In this assignment we are provided an untidy dataset of containing flight counts for two airlines and five cities by flight status (on time vs. delayed). Our task is to create a csv file for this information in wide format and then, using dplyr and tidyr, put it into tidy form. We are also asked to analyze the data and create appropriate graphics related to the following interactions:
We are also asked to explain any discrepancies between the overall and on time performances as well as any paradoxical conclusions.
I divided this work into the following steps:
I completed Step 1 outside of RPubs.

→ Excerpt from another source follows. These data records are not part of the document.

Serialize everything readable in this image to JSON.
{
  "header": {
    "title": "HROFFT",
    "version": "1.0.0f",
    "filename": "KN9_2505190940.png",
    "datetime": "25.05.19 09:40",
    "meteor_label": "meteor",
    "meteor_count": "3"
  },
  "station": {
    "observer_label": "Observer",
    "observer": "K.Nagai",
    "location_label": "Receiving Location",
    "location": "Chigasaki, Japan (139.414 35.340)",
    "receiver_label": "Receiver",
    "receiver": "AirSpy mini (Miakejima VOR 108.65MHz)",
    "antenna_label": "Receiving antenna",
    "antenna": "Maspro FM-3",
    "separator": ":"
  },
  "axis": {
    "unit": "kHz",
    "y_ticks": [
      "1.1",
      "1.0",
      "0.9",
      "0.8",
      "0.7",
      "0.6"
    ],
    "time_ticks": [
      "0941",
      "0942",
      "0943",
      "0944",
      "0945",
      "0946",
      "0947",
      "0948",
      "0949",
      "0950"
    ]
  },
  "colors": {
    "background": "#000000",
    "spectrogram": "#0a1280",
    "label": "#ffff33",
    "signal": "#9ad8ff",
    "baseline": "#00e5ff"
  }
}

I then imported the resulting untidy csv file (numbersense.csv) into Rstudio and converted it to tidy form using the tidyverse library - which includes dplyr and tidyr. I then saved the resulting dataframe as a separate csv file (hwfivecldata.csv).
In addition, I developed a SQL script to create and populate the latter into my local MYSQL database. I also attempted to upload the dataset to an AWS RMD but was not successful.
# Read in csv file
num <- read.csv("numbersense.csv", sep=",")
#Tidy the dataframe
num%<>%mutate(Phoenix=str_remove(Phoenix, ","))%>%mutate(Seattle=str_remove(Seattle, ","))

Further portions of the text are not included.